The R Consortium has been quite busy lately, so I thought I'd take a moment to bring you up to speed on some recent news. (Disclosure: Microsoft is a member of the R Consortium, and I am a member of its board of directors.)
- Many R Consortium funded projects are underway. The "Quantities for R" project has released its first working prototype, the DBI project for database interfaces to R is near completion, and the second SatRDays conference was recently held in Cape Town.
- A survey of R package developers on licensing, revealed several insights on motivations behind choices on open source licenses.
- R-Ladies has been promoted to a top-level R Consortium project, and project lead Gabriela de Queiroz joins the Infrastructure Steering Committee.
You can keep up with news from the R Consortium by following @RConsortium on Twitter, or at the R Consortium blog.
I am pretty concerned by the consortium proposal of an automatic package license violation detection tool. There is a wide array of legal opinions with regard to what is or isn't allowable, with much grey area. Very little has been tested in a court of law so solid precedent is difficult to come by. For example, the FSF has its own interpretation of "derivative" that many lawyers disagree with.

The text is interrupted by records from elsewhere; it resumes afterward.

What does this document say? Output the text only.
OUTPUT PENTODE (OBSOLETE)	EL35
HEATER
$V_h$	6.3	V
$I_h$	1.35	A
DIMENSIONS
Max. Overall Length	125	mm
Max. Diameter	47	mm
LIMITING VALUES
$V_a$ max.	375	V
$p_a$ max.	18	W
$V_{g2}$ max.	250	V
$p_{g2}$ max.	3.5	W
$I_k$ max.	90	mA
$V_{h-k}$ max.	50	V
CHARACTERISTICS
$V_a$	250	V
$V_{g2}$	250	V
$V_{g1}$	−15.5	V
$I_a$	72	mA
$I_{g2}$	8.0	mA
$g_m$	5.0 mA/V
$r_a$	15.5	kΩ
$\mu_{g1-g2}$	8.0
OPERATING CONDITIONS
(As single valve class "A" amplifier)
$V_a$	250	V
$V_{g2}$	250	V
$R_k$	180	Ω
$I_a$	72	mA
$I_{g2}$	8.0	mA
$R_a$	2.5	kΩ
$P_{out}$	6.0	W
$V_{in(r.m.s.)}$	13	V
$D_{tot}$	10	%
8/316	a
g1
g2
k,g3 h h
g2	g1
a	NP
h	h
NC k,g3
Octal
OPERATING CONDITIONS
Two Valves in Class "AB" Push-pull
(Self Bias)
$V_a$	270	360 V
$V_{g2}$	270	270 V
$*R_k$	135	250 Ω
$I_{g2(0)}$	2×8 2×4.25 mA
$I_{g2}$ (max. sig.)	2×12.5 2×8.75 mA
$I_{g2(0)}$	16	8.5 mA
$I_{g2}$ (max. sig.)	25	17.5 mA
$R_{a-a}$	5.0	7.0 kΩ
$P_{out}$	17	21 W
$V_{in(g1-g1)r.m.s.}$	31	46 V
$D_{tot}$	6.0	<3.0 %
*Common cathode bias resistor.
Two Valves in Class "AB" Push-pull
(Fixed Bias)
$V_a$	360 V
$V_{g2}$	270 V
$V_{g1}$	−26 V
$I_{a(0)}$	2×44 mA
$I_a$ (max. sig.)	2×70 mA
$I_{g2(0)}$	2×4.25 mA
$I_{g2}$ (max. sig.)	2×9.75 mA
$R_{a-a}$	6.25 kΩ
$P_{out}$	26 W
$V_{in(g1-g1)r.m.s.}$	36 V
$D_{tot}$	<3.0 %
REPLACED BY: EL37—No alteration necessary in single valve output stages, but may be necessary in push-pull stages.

So whose legal opinion will get enshrined in the tool, and for what country's laws?
When programmers see a problem, they'll try to use code to solve it, but that isn't always possible or wise.
Posted by: Ian Fellows | April 17, 2018 at 08:19
@Ian, It's definitely a thorny issue. I believe the primary goal is to raise potential issues to developers, but solving them is a much trickier problem as you point out. This topic is being discussed in the Code Coverage Working Group, and your input would be very welcome!
Posted by: David Smith | April 18, 2018 at 07:54
@david, I'd be happy to provide input. I don't exactly see where to do so in the link, and didn't see where in the covr package these checks were being done. Feel free to shoot me an e-mail any time on this.